In 2013, pop superstar Katy Perry released her song "Dark Horse" which quickly rose to popularity topping out at #1 on Billboard's Hot 100 list. Now, six years later, the originality of the song is coming into question.


Flame, artist of "Joyful Noise," accused Perry of copying. his synth beat. Originally a Christian rap song "Joyful Noise" features a melody similar to the style of "Dark Horse."


The case went to trial where Perry and her co-writers claimed they never heard Flame's song, but were found guilty of plagiarism by the jury. They now await a penalty.


While the songs have a similar beat--they are not the same song. The synth chords are not the same notes; they follow a related--but common pattern. Copyright laws are essential for protecting an artist's work, but when is it too far?


Nothing is original. When we create, we are influenced by people who were influenced by other people. Pop songs are not known for a high degree of originality or complexity. Perry, herself most likely didn't work on the instrumentals. "Dark Horse" was produced by Dr. Luke, Max Martin, and Cirkut, not Perry. The sound wasn't overly sophisticated; therefore, it's easy to see how two songs can sound similar without influence by one or the other.

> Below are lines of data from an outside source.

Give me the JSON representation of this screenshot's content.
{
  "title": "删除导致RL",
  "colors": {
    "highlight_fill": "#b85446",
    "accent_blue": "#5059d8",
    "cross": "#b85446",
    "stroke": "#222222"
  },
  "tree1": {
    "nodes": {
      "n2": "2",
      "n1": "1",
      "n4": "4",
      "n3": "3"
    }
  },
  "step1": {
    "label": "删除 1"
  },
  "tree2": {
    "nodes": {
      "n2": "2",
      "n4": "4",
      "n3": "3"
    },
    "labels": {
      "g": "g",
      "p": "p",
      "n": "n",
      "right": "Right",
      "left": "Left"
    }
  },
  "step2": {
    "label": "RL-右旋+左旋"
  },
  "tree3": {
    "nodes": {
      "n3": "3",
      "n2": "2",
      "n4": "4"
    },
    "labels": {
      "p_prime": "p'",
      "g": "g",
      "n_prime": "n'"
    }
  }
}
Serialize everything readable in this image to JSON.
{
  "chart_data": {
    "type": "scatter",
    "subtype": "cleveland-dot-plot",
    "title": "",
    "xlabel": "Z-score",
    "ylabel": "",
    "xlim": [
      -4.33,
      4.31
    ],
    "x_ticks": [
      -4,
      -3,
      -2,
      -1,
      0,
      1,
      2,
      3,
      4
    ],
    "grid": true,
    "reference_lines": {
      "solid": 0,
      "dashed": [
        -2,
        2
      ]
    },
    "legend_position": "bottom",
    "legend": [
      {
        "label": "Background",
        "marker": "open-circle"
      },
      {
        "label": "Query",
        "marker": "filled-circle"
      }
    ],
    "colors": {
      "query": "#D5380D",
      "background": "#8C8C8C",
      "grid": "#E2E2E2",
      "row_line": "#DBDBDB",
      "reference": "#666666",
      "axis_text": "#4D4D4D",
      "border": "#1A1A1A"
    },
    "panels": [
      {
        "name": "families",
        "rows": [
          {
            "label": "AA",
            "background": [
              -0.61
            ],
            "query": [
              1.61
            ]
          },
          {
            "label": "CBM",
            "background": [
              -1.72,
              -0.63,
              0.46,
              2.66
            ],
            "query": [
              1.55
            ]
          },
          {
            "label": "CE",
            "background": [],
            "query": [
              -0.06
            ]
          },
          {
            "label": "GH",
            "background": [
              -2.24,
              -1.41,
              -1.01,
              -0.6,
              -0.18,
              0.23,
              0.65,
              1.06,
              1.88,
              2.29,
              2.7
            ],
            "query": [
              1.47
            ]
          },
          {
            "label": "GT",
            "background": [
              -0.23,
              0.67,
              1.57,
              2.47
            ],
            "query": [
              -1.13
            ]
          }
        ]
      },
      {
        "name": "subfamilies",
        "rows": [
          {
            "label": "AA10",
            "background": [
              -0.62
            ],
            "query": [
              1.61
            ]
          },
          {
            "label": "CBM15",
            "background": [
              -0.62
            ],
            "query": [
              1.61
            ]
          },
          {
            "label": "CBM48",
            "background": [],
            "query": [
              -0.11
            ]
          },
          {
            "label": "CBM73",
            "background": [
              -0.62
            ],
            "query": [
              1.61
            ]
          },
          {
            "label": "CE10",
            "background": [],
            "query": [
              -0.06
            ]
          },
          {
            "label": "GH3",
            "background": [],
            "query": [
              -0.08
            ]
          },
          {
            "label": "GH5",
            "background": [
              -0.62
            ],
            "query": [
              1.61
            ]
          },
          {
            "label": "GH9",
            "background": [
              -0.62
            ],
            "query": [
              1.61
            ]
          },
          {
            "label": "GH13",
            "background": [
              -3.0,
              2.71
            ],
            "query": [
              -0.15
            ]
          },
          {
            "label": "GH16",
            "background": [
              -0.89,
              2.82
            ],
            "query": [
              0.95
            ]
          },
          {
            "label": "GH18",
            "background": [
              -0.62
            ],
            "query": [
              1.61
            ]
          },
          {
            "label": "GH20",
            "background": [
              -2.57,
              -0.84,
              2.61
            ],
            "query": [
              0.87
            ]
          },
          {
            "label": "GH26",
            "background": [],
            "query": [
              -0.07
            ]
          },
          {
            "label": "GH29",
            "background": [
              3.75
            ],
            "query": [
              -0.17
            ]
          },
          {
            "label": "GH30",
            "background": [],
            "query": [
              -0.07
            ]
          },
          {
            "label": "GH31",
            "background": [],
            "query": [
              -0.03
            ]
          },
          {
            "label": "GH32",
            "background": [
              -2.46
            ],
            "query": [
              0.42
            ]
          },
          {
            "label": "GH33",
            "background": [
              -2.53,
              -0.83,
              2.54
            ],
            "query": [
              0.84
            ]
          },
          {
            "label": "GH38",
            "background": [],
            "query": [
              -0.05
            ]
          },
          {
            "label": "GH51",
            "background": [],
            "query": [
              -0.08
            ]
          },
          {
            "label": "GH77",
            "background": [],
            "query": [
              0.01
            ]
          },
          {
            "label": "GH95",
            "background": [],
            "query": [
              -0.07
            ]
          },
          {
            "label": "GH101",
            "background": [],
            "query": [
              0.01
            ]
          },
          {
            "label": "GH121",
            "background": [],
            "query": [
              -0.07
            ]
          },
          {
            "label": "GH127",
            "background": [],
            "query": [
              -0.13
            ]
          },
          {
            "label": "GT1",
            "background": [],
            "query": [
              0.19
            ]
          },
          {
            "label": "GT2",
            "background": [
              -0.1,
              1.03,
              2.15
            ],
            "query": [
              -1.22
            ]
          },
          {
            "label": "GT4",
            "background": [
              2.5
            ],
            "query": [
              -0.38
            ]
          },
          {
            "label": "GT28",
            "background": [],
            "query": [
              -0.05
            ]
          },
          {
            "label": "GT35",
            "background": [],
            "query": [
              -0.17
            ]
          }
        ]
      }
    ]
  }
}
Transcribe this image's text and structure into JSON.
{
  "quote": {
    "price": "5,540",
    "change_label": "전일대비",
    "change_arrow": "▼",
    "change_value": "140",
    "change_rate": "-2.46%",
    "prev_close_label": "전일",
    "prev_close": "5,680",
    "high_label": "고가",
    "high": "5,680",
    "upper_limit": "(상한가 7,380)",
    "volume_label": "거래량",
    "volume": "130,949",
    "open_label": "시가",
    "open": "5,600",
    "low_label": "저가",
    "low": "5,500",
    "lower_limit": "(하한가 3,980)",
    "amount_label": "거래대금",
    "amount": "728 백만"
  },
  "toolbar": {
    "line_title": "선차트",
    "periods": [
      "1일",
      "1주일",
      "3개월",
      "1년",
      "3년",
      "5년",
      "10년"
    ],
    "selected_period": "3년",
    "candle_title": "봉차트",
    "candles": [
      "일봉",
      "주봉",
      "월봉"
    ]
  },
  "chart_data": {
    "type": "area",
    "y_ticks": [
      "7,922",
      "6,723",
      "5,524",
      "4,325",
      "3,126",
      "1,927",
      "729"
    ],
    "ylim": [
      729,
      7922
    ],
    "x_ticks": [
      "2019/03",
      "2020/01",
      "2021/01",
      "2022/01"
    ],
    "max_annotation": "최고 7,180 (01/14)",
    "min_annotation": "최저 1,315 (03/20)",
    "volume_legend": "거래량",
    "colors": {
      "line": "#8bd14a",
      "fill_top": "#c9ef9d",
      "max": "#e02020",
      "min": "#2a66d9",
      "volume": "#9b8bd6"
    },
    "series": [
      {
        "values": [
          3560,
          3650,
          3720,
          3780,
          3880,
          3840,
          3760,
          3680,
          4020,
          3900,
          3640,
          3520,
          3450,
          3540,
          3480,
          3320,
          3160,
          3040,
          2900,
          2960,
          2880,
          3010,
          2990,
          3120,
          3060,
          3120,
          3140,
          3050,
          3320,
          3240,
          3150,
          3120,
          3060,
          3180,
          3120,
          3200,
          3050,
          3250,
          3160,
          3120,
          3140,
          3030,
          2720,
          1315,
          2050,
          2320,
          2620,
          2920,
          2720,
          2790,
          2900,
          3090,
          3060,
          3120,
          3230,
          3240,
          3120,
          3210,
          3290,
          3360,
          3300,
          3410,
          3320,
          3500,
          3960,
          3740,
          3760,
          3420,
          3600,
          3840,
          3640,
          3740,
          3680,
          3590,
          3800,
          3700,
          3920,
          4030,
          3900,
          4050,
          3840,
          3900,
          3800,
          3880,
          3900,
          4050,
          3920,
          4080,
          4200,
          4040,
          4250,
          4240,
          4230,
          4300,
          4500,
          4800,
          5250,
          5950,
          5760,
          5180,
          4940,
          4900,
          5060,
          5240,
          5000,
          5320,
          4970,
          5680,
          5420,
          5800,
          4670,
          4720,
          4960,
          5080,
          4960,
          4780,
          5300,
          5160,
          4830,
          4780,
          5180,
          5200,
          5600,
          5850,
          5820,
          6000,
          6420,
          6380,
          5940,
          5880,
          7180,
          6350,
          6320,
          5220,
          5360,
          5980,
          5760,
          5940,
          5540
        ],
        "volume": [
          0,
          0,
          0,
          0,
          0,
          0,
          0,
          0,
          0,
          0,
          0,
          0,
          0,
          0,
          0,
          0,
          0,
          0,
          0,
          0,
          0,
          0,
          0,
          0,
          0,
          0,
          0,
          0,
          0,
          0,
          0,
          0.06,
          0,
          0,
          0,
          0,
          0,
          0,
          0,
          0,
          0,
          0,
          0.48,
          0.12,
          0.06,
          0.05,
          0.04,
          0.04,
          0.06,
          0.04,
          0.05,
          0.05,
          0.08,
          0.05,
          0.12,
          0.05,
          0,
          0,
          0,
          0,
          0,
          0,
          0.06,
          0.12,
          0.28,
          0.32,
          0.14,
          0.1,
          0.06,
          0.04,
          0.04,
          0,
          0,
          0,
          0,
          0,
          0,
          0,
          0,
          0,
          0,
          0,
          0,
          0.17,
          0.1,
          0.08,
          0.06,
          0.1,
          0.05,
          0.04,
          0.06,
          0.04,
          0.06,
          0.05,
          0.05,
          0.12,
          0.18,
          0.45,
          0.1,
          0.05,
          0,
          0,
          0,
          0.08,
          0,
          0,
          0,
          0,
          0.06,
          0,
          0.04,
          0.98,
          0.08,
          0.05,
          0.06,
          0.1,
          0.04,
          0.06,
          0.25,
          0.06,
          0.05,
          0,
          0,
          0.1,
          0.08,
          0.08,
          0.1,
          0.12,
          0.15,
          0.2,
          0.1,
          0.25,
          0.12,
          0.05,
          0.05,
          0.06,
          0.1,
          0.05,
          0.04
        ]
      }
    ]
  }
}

However, we cannot ignore that large companies are powerful enough to steal work by smaller artists for profit. They often have the money to protect themselves from these type of lawsuits. Yet, even so, Perry has been found guilty.


Copyright law is complicated, but it is necessary. Often it could be assumed "don't steal another person's work," but it can be abused. Being able to sue an artist because their work sounds similar without complete evidence of intentional plagiarism seems unfair.